Riche Amateur

「文学は、他の芸術と同様、人生がそれだけでは十分でないことの告白である」 ――フェルナンド・ペソア         

郷心譜

 このところ、読みたい本が多すぎて困っている。いや、考え方によってはこれほど嬉しい悩みもないし、そもそも読みたい本が一冊もない瞬間なんて、わたしの人生にはついぞ訪れた試しもないような気もしているのだが、短歌の魅力と出会ってしまったがために、この短詩と関係の深いあちこちの領域の扉がいちどきに開かれ、しかもそのどれもがわたしには親しみのないものであり、それぞれが同時に「おいでおいで」と手を招いているような気がしているのだ。和歌も近代短歌も現代短歌も「いまの短歌」も、それぞれに読みたい本が多すぎる。そのくせ、これらは詩であるゆえ、どんな本も一読しただけで感想を書きたくなるような本ではないのだ。個人歌集についてはとくにそうで、じつはすでに一読はしているのだけれどまだ記事にはしていない、という本がたくさんある。記事を書くということは自分の印象を固定化することなので、詩についてはとくに臆病になってしまうのだ。これは最近評論めいた本ばかりを記事にしている理由の一端でもある。でも、このまま溢れさせておくと、しまいには「もう書かなくてもいいや」という気になり、やがて失書症に陥るだろう。書かねば、と思った。まずは、岩田正だ。

郷心譜 岩田正歌集 (かりん百番57)

郷心譜 岩田正歌集 (かりん百番57)

 

岩田正『郷心譜』雁書館、1992年。


 岩田正は『現代秀歌』を読んだときから気になっていた歌人で、『新・百人一首』を読んだときにはもう読まねば、と思っていた。『辻征夫詩集』でプレヴェールが話題になっていたのも、じつは記事を書く気になったのとちょっと関連している。岩田正といえば、以下の一首がとくに有名なのだ。

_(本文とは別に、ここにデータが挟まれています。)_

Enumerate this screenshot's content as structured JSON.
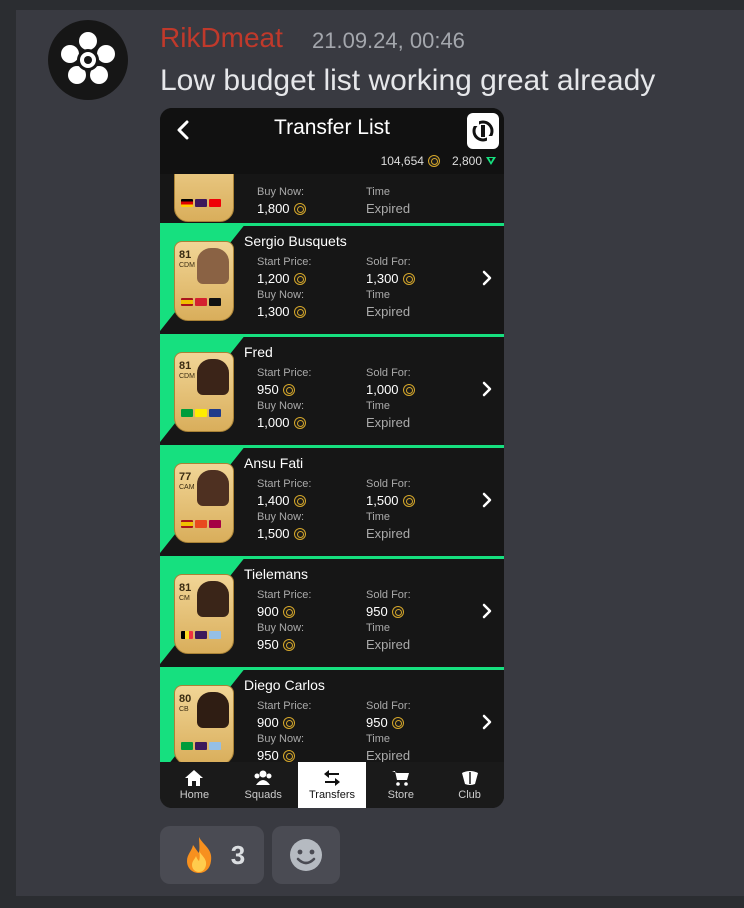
{
  "message": {
    "username": "RikDmeat",
    "timestamp": "21.09.24, 00:46",
    "text": "Low budget list working great already"
  },
  "screenshot": {
    "header": {
      "title": "Transfer List",
      "coins": "104,654",
      "points": "2,800"
    },
    "partial_row": {
      "buy_label": "Buy Now:",
      "buy_value": "1,800",
      "time_label": "Time",
      "time_value": "Expired"
    },
    "rows": [
      {
        "name": "Sergio Busquets",
        "rating": "81",
        "position": "CDM",
        "start_label": "Start Price:",
        "start": "1,200",
        "sold_label": "Sold For:",
        "sold": "1,300",
        "buy_label": "Buy Now:",
        "buy": "1,300",
        "time_label": "Time",
        "time": "Expired"
      },
      {
        "name": "Fred",
        "rating": "81",
        "position": "CDM",
        "start_label": "Start Price:",
        "start": "950",
        "sold_label": "Sold For:",
        "sold": "1,000",
        "buy_label": "Buy Now:",
        "buy": "1,000",
        "time_label": "Time",
        "time": "Expired"
      },
      {
        "name": "Ansu Fati",
        "rating": "77",
        "position": "CAM",
        "start_label": "Start Price:",
        "start": "1,400",
        "sold_label": "Sold For:",
        "sold": "1,500",
        "buy_label": "Buy Now:",
        "buy": "1,500",
        "time_label": "Time",
        "time": "Expired"
      },
      {
        "name": "Tielemans",
        "rating": "81",
        "position": "CM",
        "start_label": "Start Price:",
        "start": "900",
        "sold_label": "Sold For:",
        "sold": "950",
        "buy_label": "Buy Now:",
        "buy": "950",
        "time_label": "Time",
        "time": "Expired"
      },
      {
        "name": "Diego Carlos",
        "rating": "80",
        "position": "CB",
        "start_label": "Start Price:",
        "start": "900",
        "sold_label": "Sold For:",
        "sold": "950",
        "buy_label": "Buy Now:",
        "buy": "950",
        "time_label": "Time",
        "time": "Expired"
      }
    ],
    "nav": [
      {
        "label": "Home",
        "icon": "home-icon"
      },
      {
        "label": "Squads",
        "icon": "people-icon"
      },
      {
        "label": "Transfers",
        "icon": "transfer-arrows-icon"
      },
      {
        "label": "Store",
        "icon": "cart-icon"
      },
      {
        "label": "Club",
        "icon": "club-icon"
      }
    ]
  },
  "reactions": {
    "fire_count": "3"
  },
  "colors": {
    "accent_green": "#16e07f",
    "username_red": "#c0392b",
    "coin_gold": "#d4a62a"
  }
}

  イヴ・モンタンの枯葉愛して三十年妻を愛して三十五年(16ページ)

 イヴ・モンタンの「枯葉」は、言うまでもなくプレヴェールの詩である。シャンソンありきで、つまり音楽先行で書かれたものなので、「詩」ではなく「詞」という字のほうがふさわしい気もするが、わたしにとってプレヴェールの言葉はいつも「詩」のほうだ。

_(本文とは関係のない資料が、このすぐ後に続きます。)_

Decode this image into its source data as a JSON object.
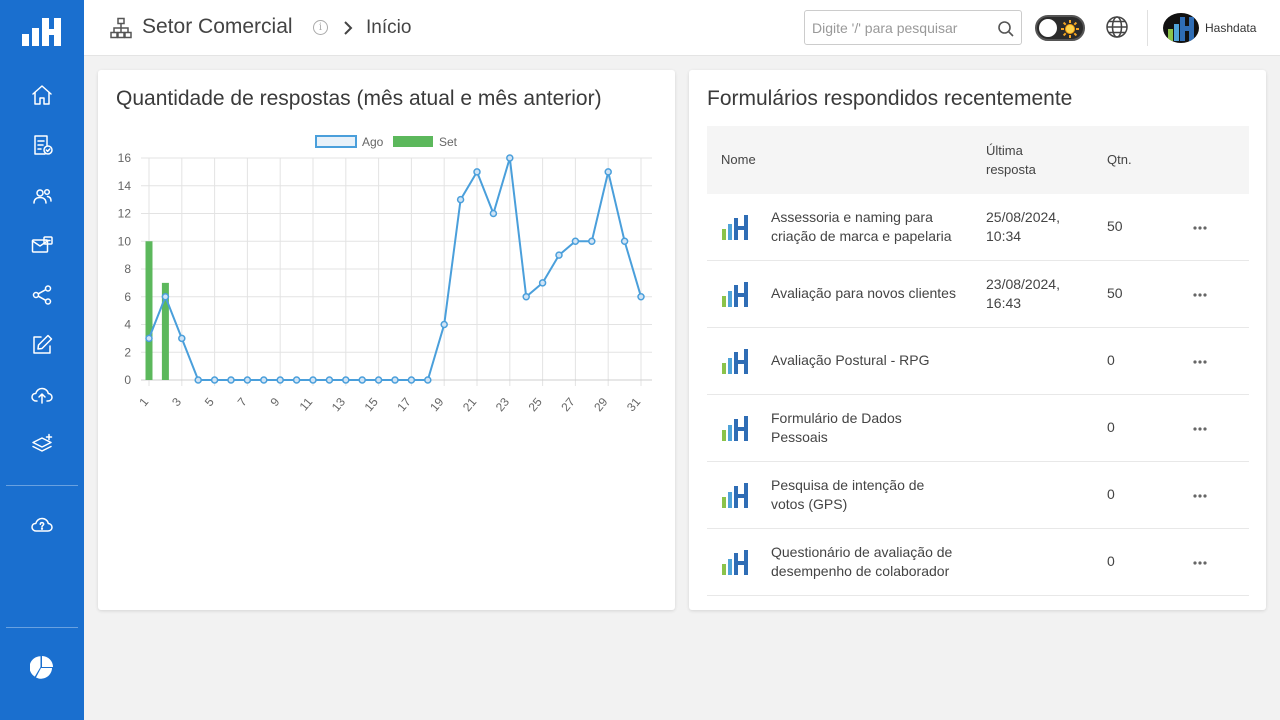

  世代ちかく生きしと思ひ親しみしイヴ・モンタンはわれを知らざり(16ページ)

  イヴ・モンタン唄ひし枯葉晩秋(おそあき)の柿生の里の丘に降るなり(18ページ)

 この有名な一首の前後には、こんな歌もあった。個人歌集を読むことの楽しみのひとつとして、有名な一首がどんな一連に収められていたかを自分の目で確かめることができる、というのがあるだろう。もちろん、一首は一首として独立したものである。そこに文脈を付け加えるような「一連」という背景をわざわざ調べようというのは、すこしストーカーめいた陰気な考え方ではあるが、わたしは好きになったものはとことん突き詰めたくなるストーカー予備軍であるし、文脈を知ることにもまちがいなく楽しみがある。この有名な一首について言えば、同じ「イヴ・モンタン」が登場するほかの歌に比べて、「妻」の存在が際立っているではないか。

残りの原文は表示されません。